After you arrive at compassion it is important to place boundaries.  You should always protect yourself against further hurt.  Patterns must be broken, truth spoken, and lines drawn.  There need to be consequences for the crossing of those lines.  Some people mistakenly go from compassion to forgiveness and forget this step.  They are doomed to repeat the past. 

So you have compassion for the transgressor, placed boundaries that protect you from further transgressions, now you must let it go.  God has a plan for each of us, and He loves you and the transgressor equally.  Do not let the idea that sin has raised you above another allow you to punish the other person for their actions.  Your hurt has been real, but so has theirs.  The best way for both parties to move on is to allow God into the equation.  If He can forgive the sinner, than certainly you can too.  You may remind the other person when they cross boundaries, you may enforce consequences, but the original sin is done and it is not your job to punish.

True forgiveness is not constantly reminding someone how hurt you are.  After a certain point the self-pity is selfish and unhealthy.  Turn your thoughts to God and what he can do to heal you.  Have faith that all of our trails are part of His plan to make us better and more complete people.

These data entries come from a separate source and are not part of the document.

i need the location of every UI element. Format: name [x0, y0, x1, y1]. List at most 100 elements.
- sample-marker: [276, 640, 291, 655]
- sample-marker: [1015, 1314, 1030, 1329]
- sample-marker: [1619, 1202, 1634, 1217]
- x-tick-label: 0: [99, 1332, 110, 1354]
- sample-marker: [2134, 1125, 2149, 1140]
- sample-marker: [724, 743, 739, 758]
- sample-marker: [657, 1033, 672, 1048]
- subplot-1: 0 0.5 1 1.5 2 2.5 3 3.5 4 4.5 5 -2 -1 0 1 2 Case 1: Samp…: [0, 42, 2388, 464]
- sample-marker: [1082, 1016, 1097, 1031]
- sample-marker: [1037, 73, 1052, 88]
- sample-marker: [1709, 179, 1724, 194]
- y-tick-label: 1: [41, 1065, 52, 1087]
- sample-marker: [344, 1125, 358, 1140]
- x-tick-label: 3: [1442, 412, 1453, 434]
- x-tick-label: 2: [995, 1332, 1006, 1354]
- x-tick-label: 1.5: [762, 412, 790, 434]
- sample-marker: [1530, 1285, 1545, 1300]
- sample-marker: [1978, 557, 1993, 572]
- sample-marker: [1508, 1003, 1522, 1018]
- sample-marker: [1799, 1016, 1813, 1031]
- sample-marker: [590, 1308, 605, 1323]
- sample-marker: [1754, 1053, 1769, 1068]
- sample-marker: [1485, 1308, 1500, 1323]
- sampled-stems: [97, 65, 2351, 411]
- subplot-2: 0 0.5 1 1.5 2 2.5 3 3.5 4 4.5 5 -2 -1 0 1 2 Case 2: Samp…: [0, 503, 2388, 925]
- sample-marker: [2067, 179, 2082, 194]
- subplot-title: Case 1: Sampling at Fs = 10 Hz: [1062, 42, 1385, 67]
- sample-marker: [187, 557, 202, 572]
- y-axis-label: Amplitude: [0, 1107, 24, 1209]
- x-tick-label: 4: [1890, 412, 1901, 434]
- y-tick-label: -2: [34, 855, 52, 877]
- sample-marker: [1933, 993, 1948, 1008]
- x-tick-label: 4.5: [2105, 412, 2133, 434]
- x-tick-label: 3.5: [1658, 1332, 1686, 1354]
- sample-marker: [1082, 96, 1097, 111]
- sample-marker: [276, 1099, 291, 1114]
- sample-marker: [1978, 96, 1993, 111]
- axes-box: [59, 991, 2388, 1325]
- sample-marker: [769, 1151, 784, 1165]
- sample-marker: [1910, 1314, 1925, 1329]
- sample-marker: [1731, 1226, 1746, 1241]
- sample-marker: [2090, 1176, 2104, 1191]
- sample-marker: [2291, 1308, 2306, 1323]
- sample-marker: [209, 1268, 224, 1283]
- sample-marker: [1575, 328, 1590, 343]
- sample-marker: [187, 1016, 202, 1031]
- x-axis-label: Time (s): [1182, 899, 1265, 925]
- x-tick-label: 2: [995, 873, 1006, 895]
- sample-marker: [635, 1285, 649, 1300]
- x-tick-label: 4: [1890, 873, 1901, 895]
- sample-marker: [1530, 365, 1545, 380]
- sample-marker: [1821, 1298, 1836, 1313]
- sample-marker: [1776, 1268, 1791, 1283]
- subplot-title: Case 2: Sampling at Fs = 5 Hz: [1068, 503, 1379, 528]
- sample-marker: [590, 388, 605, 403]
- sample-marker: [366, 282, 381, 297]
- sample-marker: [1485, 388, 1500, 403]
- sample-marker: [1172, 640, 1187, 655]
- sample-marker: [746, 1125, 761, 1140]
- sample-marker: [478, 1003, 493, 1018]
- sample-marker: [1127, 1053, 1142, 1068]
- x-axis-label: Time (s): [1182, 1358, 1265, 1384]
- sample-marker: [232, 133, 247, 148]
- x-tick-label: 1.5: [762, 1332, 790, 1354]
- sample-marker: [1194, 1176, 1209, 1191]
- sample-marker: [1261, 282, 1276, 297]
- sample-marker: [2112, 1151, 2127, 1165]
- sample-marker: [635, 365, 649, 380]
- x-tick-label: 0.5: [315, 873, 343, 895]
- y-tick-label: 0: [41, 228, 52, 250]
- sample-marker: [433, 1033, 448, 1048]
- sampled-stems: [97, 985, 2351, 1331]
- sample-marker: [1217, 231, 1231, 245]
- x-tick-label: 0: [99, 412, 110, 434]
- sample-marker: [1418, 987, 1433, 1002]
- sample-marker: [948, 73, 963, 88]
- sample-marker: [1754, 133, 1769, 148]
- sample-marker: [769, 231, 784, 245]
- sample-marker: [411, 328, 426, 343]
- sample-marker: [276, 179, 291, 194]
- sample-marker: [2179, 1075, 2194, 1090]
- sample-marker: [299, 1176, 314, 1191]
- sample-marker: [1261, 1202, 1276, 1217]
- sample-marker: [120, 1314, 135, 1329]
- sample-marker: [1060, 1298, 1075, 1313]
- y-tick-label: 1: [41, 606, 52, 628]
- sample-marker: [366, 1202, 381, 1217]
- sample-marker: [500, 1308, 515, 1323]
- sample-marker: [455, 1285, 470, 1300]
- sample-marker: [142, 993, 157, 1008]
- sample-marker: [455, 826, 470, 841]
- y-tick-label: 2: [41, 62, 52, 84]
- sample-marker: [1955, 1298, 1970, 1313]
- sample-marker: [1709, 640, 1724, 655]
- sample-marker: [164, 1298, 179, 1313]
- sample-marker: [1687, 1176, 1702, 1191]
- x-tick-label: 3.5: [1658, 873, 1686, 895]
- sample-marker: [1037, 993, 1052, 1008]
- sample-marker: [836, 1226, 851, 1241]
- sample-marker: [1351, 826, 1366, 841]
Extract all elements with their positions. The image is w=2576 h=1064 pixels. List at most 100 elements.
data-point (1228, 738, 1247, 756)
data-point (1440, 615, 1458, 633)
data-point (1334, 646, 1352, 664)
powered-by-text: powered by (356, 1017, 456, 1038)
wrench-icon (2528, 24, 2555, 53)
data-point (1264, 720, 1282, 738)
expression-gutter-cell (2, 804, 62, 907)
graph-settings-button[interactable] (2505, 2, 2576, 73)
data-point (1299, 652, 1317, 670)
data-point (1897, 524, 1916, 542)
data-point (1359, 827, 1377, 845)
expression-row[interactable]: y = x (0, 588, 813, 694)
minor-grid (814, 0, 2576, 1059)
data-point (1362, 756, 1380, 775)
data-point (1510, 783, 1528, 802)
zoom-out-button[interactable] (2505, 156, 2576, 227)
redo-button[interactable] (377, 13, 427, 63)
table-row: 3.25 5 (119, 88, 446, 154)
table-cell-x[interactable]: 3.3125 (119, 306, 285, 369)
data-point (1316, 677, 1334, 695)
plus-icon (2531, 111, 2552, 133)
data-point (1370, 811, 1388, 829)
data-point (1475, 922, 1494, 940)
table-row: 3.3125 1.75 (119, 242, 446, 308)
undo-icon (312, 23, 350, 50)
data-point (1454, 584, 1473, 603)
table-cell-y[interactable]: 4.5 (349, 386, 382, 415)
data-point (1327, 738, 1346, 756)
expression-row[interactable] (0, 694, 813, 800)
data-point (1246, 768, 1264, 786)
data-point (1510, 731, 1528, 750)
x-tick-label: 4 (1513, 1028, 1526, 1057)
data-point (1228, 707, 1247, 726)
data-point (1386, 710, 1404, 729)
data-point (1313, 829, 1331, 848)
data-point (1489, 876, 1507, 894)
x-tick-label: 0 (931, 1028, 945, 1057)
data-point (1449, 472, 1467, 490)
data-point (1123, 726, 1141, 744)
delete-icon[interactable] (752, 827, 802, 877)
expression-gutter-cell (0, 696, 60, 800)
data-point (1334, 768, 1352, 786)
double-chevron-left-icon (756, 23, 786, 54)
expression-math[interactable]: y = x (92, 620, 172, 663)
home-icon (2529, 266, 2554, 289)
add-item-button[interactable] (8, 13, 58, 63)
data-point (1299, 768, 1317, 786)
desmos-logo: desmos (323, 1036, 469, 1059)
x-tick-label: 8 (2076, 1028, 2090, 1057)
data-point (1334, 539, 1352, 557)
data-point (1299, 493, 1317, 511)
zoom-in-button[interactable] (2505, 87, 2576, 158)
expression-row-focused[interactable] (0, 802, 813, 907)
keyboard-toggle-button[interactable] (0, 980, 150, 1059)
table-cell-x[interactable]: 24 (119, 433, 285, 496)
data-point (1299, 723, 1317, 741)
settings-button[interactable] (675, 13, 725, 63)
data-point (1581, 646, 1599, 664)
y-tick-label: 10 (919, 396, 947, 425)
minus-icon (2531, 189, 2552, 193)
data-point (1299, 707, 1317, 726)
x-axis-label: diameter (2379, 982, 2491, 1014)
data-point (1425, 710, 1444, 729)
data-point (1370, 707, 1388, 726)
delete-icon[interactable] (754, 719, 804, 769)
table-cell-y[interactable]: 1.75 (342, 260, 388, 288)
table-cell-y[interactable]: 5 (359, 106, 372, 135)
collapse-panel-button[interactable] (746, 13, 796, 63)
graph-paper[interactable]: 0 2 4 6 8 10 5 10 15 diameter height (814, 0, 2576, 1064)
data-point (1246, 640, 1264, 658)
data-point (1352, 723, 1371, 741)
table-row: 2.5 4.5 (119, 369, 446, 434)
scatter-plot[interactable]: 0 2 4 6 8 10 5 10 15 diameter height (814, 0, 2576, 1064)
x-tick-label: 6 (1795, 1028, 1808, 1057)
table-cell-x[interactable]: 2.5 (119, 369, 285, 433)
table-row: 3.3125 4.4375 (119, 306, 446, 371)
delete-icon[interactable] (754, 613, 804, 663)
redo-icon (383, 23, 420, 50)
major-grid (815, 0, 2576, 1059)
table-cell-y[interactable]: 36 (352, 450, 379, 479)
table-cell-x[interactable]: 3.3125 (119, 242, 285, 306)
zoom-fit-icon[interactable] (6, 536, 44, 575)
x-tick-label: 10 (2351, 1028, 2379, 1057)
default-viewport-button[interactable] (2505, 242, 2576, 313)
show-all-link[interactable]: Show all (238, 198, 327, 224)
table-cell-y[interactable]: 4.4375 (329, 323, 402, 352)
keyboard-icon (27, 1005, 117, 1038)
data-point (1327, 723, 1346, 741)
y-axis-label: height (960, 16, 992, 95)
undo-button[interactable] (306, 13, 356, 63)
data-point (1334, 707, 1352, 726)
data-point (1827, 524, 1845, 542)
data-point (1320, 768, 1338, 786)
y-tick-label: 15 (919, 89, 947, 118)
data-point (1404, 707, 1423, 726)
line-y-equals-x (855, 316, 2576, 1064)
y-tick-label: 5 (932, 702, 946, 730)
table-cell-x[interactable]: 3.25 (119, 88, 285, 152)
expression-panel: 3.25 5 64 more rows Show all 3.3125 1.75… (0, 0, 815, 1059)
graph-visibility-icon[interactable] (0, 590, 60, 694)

I don’t say any of this lightly.  We are so obsessed with instant gratification in this world we even want instant forgiveness, and it is a process that can’t be completed quickly.  I see resentment all around me as a consequence.  I see people wrapped in their blankets of resentment like it is a shield that will protect them from further hurt, but in reality, it creates a barrier between us and God.  It eats away at us like a cancer.  It seeps out of our pores and infects our interactions with other people. 

True forgiveness feels like a weight lifted off of your soul.  You are suddenly freer, lighter, and more whole than you were before.  Those people who have been truly hurt by the people they love know the difference between the light feeling, which is God’s Grace working within us, and the slow eating pain of resentment.